New research finds that interventional cardiologists run an increased risk of developing cataracts due to occupational exposures to radiation—and they need to make use of protective measures.

The study appeared in the July 2017 issue of Catheterization and Cardiovascular Interventions.

A research team—led by Ahmed Elmaraezy, MD, with Al-Azhar University in Cairo—carried out a systematic literature review

 searching nine databases to identify studies that discussed the development of cataracts among interventional cardiologists. In total, the team identified eight studies that discussed the development of cataracts among 2,559 interventional cardiologists. The opacity of the posterior lens was significantly higher in the cardiologists, as compared to the opacity of the lens in the control group members.

During their daily work performing catheterizations, interventional cardiologists are routinely exposed to potentially damaging radiation.
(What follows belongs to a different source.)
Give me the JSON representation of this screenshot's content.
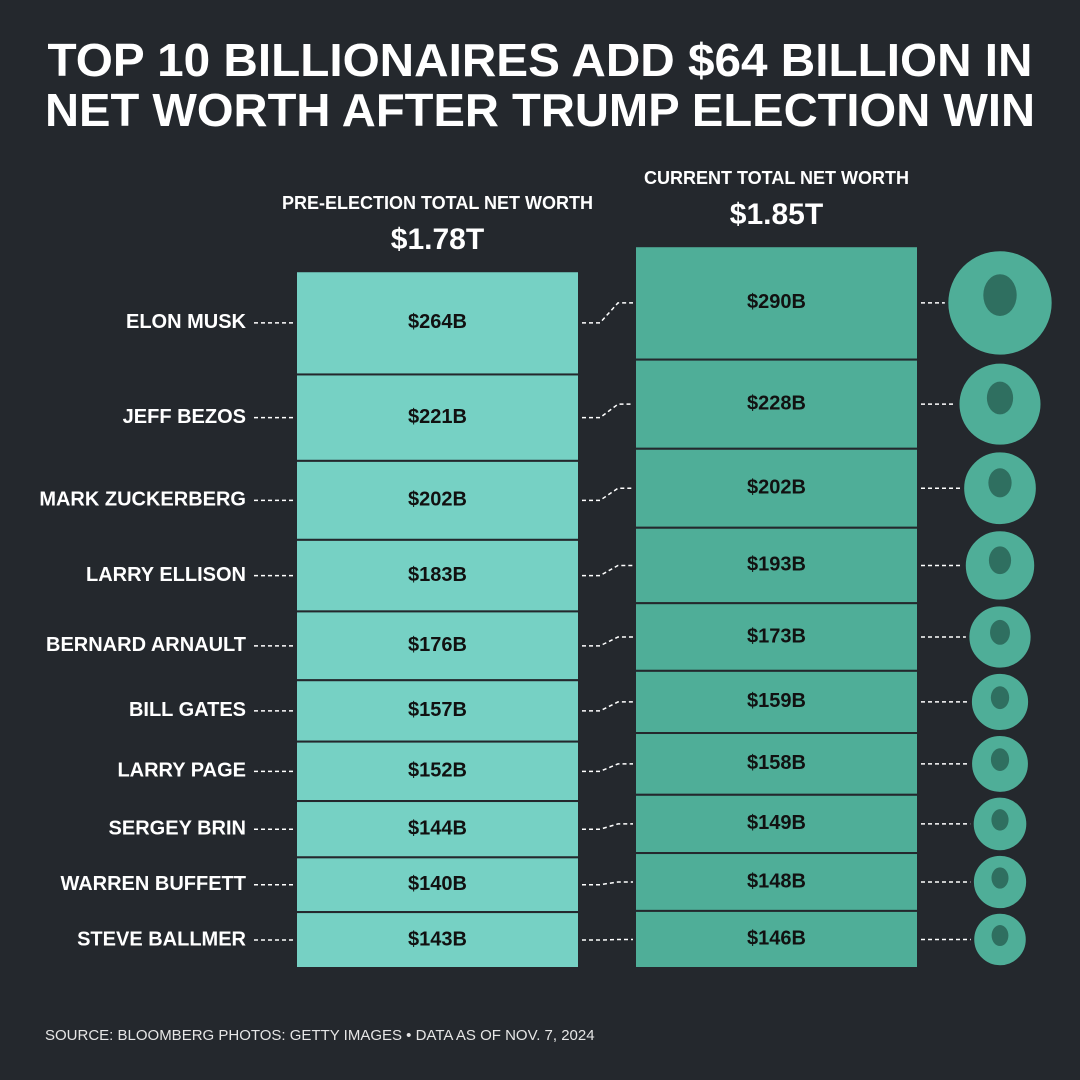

The lens of the eye is one of the most sensitive organs to this damaging exposure, leaving interventional cardiologists highly susceptible to the development of radiation-induced cataracts and thus in need of highly effective safety measures.

“[I]nterventional cardiologists and accompanying technical staff exposed to occupational ionizing radiation are more susceptible to cataract than unexposed controls,” wrote Elmaraezy et al. “Using radiation protective measures is a must and further investigations are recommended for determining the threshold dose of radiation.”